Opinion time: Public can scrutinize O'Connell's budget
While Albemarle's fiscal year 2010-11 budget cuts to the bone, Charlottesville's $126,001,345 operating budget is just .77 percent less than last year, promises no cuts in services, no real estate tax increases, and is fattened by $18.45 million in revenue-sharing from the county.
The city's total budget is $140.7 million, down 1.19 percent from the previous year. While Albemarle pushes its capital expenditures out five years, Charlottesville is spending money for new sidewalks, stormwater programs, parkland acquisition, greenway enhancement, and affordable housing initiatives–- as well as a $2.8 million economic downturn fund.
Employees in both jurisdictions will go for a second year in a row without raises (though some $750 City Hall bonuses provoked a stir earlier this year). City schools will get $40 million, 40 percent of city real estate and personal property revenues.
Outgoing City Manager Gary O'Connell's proposed budget keeps the property tax rate at 95 cents per $100 value; and with lower assessments, most property owners will see their taxes remain the same or get lowered.
However, at the time he announced his departure in late January, O'Connell conceded that a November budget report shows annual deficits that will soon begin swelling–- with an $11 million deficit in 2015. He pointed out then that City Council, prohibited by law from deficit spending, will probably have to cut services and/or raise the tax rate.

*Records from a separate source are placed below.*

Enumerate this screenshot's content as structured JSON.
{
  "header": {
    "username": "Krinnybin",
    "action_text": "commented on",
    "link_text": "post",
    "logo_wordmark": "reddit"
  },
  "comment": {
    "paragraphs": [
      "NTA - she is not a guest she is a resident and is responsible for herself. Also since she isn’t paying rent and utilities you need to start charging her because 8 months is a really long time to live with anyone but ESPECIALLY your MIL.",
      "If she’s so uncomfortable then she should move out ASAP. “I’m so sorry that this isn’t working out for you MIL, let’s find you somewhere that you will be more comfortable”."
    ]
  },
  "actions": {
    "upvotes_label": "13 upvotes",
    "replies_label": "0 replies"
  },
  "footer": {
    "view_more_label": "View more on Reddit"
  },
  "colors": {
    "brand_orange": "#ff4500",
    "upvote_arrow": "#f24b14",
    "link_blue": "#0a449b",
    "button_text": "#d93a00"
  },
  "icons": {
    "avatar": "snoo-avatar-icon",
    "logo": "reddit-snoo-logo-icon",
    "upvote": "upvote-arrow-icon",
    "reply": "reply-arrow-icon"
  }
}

“This continues to be a challenging time for every locality in the Commonwealth, but Charlottesville continues to make ends meet through conservative budgeting, responsible planning, and some tough but strategic decisions," says O'Connell in a release.
And in a swan song letter to City Council, he writes, "When written in Chinese, the word 'crisis' is composed of two characters–- one represents danger, and the other represents opportunity."
The proposed property tax rate will be a key subject of the upcoming City Council meeting on Monday, March 15. As usual, the meeting starts at 7pm in City Hall.